Partner Bobby Kwak says that the real reason Circle closed was because they couldn’t afford the new lease asking price at the club, which was in an area that now has a Whole Foods and a SoulCycle. It’s working out better for them though, he says: Mission Nightclub, which opens on March 3 at 229 West 28th Street between Seventh and Eighth avenues, is slightly closer to K-Town, where many of their clientele party before and after going to the club anyway. It’s also bigger than Circle, he adds.
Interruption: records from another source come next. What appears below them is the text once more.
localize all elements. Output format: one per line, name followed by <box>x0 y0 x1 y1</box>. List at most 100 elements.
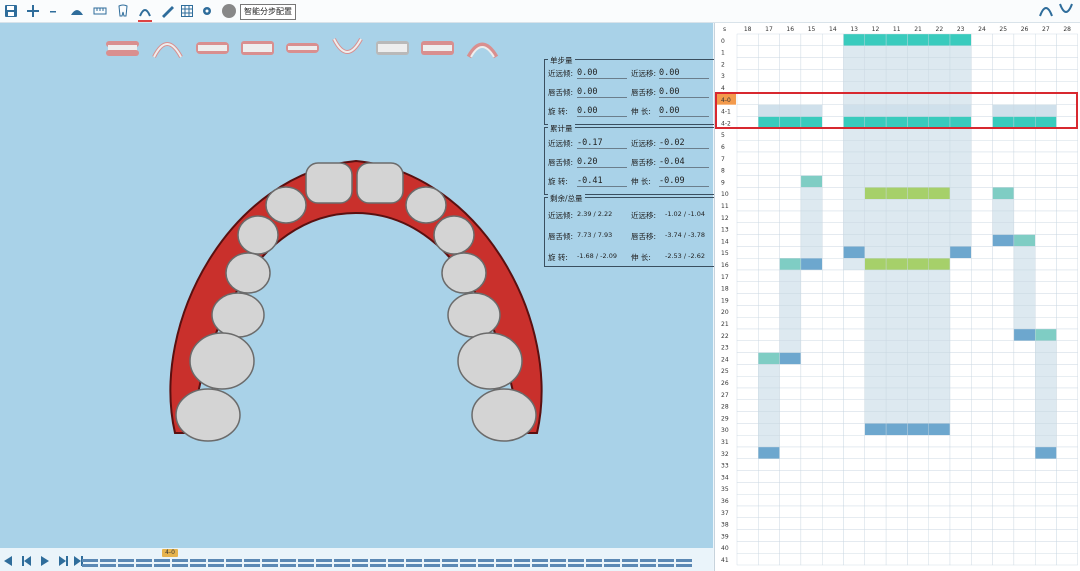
grid-cell[interactable] <box>864 553 887 566</box>
grid-cell[interactable] <box>907 411 929 424</box>
3d-viewport[interactable]: 单步量 近远倾: 0.00 近远移: 0.00 唇舌倾: 0.00 唇舌移: 0… <box>0 23 716 571</box>
grid-cell[interactable] <box>736 139 759 153</box>
grid-cell[interactable] <box>864 482 887 495</box>
grid-cell[interactable] <box>736 328 759 342</box>
grid-cell[interactable] <box>758 175 780 188</box>
grid-cell[interactable] <box>1056 269 1078 283</box>
grid-cell[interactable] <box>1013 352 1036 365</box>
grid-cell[interactable] <box>779 246 802 259</box>
grid-cell[interactable] <box>864 305 887 318</box>
grid-cell[interactable] <box>885 446 908 460</box>
grid-cell[interactable] <box>992 246 1015 259</box>
grid-cell[interactable] <box>758 328 780 342</box>
grid-cell[interactable] <box>779 210 802 224</box>
grid-cell[interactable] <box>992 187 1015 200</box>
grid-cell[interactable] <box>928 494 951 507</box>
grid-cell[interactable] <box>1035 553 1057 566</box>
grid-cell[interactable] <box>1035 128 1057 141</box>
grid-cell[interactable] <box>949 269 972 283</box>
grid-cell[interactable] <box>736 305 759 318</box>
grid-cell[interactable] <box>736 387 759 401</box>
grid-cell[interactable] <box>821 210 844 224</box>
grid-cell[interactable] <box>1013 33 1036 47</box>
grid-cell[interactable] <box>736 45 759 58</box>
grid-cell[interactable] <box>758 494 780 507</box>
grid-cell[interactable] <box>971 505 993 519</box>
grid-cell[interactable] <box>843 458 865 471</box>
grid-cell[interactable] <box>843 198 865 212</box>
grid-cell[interactable] <box>971 57 993 70</box>
grid-cell[interactable] <box>821 364 844 377</box>
grid-cell[interactable] <box>907 139 929 153</box>
grid-cell[interactable] <box>843 45 865 58</box>
grid-cell[interactable] <box>885 411 908 424</box>
grid-cell[interactable] <box>736 553 759 566</box>
grid-cell[interactable] <box>907 57 929 70</box>
grid-cell[interactable] <box>949 387 972 401</box>
grid-cell[interactable] <box>907 33 929 47</box>
grid-cell[interactable] <box>1013 541 1036 554</box>
grid-cell[interactable] <box>779 128 802 141</box>
grid-cell[interactable] <box>779 399 802 412</box>
grid-cell[interactable] <box>885 541 908 554</box>
grid-cell[interactable] <box>1013 423 1036 436</box>
grid-cell[interactable] <box>843 234 865 247</box>
grid-cell[interactable] <box>736 340 759 353</box>
grid-cell[interactable] <box>1013 399 1036 412</box>
grid-cell[interactable] <box>864 151 887 165</box>
grid-cell[interactable] <box>800 163 823 176</box>
grid-cell[interactable] <box>758 517 780 530</box>
grid-cell[interactable] <box>949 57 972 70</box>
grid-cell[interactable] <box>864 352 887 365</box>
grid-cell[interactable] <box>1013 257 1036 271</box>
grid-cell[interactable] <box>1013 494 1036 507</box>
grid-cell[interactable] <box>907 281 929 294</box>
grid-cell[interactable] <box>992 435 1015 448</box>
grid-cell[interactable] <box>736 446 759 460</box>
grid-cell[interactable] <box>885 234 908 247</box>
grid-cell[interactable] <box>779 411 802 424</box>
grid-cell[interactable] <box>864 376 887 389</box>
grid-cell[interactable] <box>928 281 951 294</box>
grid-cell[interactable] <box>1013 411 1036 424</box>
grid-cell[interactable] <box>758 45 780 58</box>
grid-cell[interactable] <box>800 376 823 389</box>
grid-cell[interactable] <box>800 198 823 212</box>
grid-cell[interactable] <box>949 553 972 566</box>
grid-cell[interactable] <box>758 541 780 554</box>
grid-cell[interactable] <box>992 163 1015 176</box>
grid-cell[interactable] <box>885 128 908 141</box>
grid-cell[interactable] <box>821 423 844 436</box>
grid-cell[interactable] <box>1056 364 1078 377</box>
grid-cell[interactable] <box>971 293 993 306</box>
grid-cell[interactable] <box>992 482 1015 495</box>
grid-cell[interactable] <box>907 128 929 141</box>
grid-cell[interactable] <box>971 317 993 330</box>
grid-cell[interactable] <box>928 340 951 353</box>
grid-cell[interactable] <box>821 517 844 530</box>
grid-cell[interactable] <box>928 198 951 212</box>
grid-cell[interactable] <box>736 210 759 224</box>
grid-cell[interactable] <box>885 364 908 377</box>
grid-cell[interactable] <box>864 128 887 141</box>
grid-cell[interactable] <box>736 458 759 471</box>
ruler-icon[interactable] <box>93 2 107 20</box>
grid-cell[interactable] <box>1056 163 1078 176</box>
grid-cell[interactable] <box>821 446 844 460</box>
grid-cell[interactable] <box>736 33 759 47</box>
grid-cell[interactable] <box>864 517 887 530</box>
grid-cell[interactable] <box>1035 33 1057 47</box>
grid-cell[interactable] <box>758 128 780 141</box>
grid-cell[interactable] <box>758 33 780 47</box>
grid-cell[interactable] <box>992 541 1015 554</box>
grid-cell[interactable] <box>1035 352 1057 365</box>
grid-cell[interactable] <box>758 482 780 495</box>
grid-cell[interactable] <box>885 340 908 353</box>
grid-cell[interactable] <box>864 293 887 306</box>
grid-cell[interactable] <box>885 317 908 330</box>
grid-cell[interactable] <box>1035 234 1057 247</box>
grid-cell[interactable] <box>907 505 929 519</box>
grid-cell[interactable] <box>864 269 887 283</box>
grid-cell[interactable] <box>758 187 780 200</box>
grid-cell[interactable] <box>928 222 951 235</box>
Mission won’t be that different from Circle. Like its predecessor, Mission will mimic clubs in Korea, with plates of cut up fruit for people who order bottle service and well-dressed men as servers instead of the cocktail waitresses more common at American clubs. A new and upgraded sound system will also be in place, as will a new lighting system. Otherwise, “a club is a club at the end of the day: lights, music, dancing, bars,” Kwak says.
Besides the superior space and the lost of the previous lease, the partners also decided to reopen a Korean nightclub elsewhere because “there’s a need for something like this,” he says. Circle had been around for a decade and was primarily a go-to club for Koreans, Korean Americans, and other Asians and Asian Americans. In an oral history about the club, website The Ringer calls it “an epicenter of Korean nightlife in New York.” It frequently sported long lines every weekend, had a location near Times Square, and was visited by celebrities like Usher, Anthony Bourdain, and Pharrell Williams — but was virtually unknown to people outside the community.
Ultimately, the new club’s — ahem — mission will be the same as Circle, too: to be a place for Asians and Asian Americans.
“The Asian community, they hate to admit it, but they loved Circle,” Kwak says. “It’s like a safe haven for them. It’s kind of like Cheers. …that’s what Circle was to the Asian community. People were regulars were there because they felt a sense of comfort. They felt a sense of home. It was a place where people in the Asian community were able to connect with each other.”